A la primera desafección del bando sanchista, el de una de sus manos derechas, el portavoz en el Congreso, Antonio Hernando, le han seguido otras, las últimas la del secretario de organización, César Luena, y la líder vasca, Idoia Mendia. Esto ha hecho crecer las dudas de Sánchez sobre si debe presentarse o no a las primarias.
La reunión de ayer de los sanchistas mostró claramente que tiene muy poco apoyo en las estructuras de poder y que su única baza son las bases. Los precedentes en el PSOE han demostrado que los militantes suelen votar contra el aparato, pero también es cierto que quien controla la organización a nivel nacional y autonómico tiene una capacidad de influencia importante en el voto.

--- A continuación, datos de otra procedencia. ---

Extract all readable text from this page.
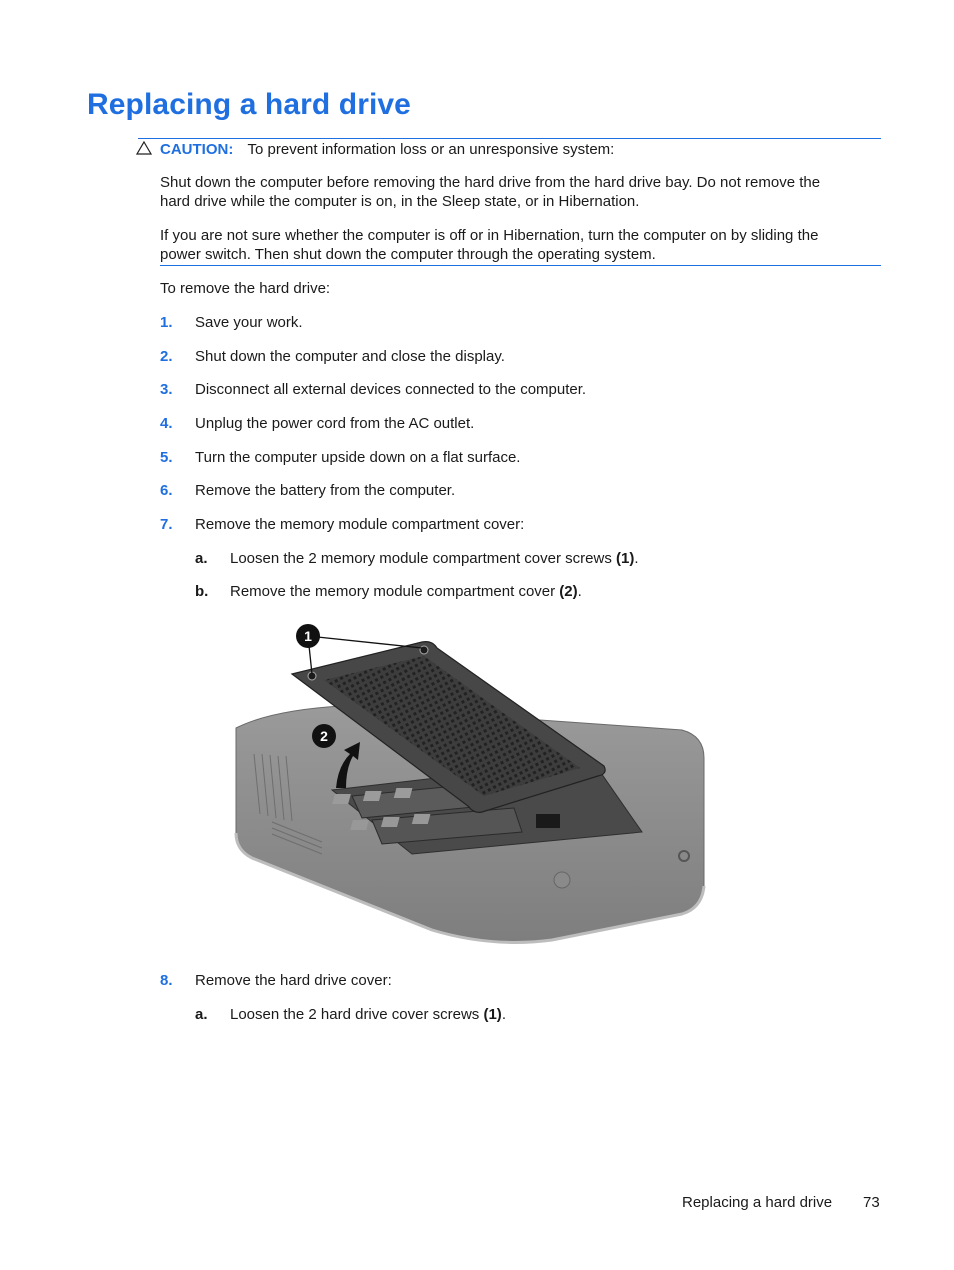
Replacing a hard drive
CAUTION: To prevent information loss or an unresponsive system:
Shut down the computer before removing the hard drive from the hard drive bay. Do not remove the
hard drive while the computer is on, in the Sleep state, or in Hibernation.
If you are not sure whether the computer is off or in Hibernation, turn the computer on by sliding the
power switch. Then shut down the computer through the operating system.
To remove the hard drive:
1. Save your work.
2. Shut down the computer and close the display.
3. Disconnect all external devices connected to the computer.
4. Unplug the power cord from the AC outlet.
5. Turn the computer upside down on a flat surface.
6. Remove the battery from the computer.
7. Remove the memory module compartment cover:
a. Loosen the 2 memory module compartment cover screws (1).
b. Remove the memory module compartment cover (2).
1
2
8. Remove the hard drive cover:
a. Loosen the 2 hard drive cover screws (1).
Replacing a hard drive 73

Ahora mismo no se puede identificar al sector crítico con el sanchismo. En una reunión que se celebró el 13 de diciembre en Madrid se destapó que algunos de los líderes territoriales que apoyaron a Sánchez ya no lo hacen o dudan.
Si este no da el paso, se abre la posibilidad de una tercera vía, liderada por Patxi López y apoyada por Luena y Mendia e incluso Alfredo Pérez Rubalcaba. También se especula con un pacto entre el exlendakari y la presidenta andaluza para instaurar una bicefalia para compartir el control del partido.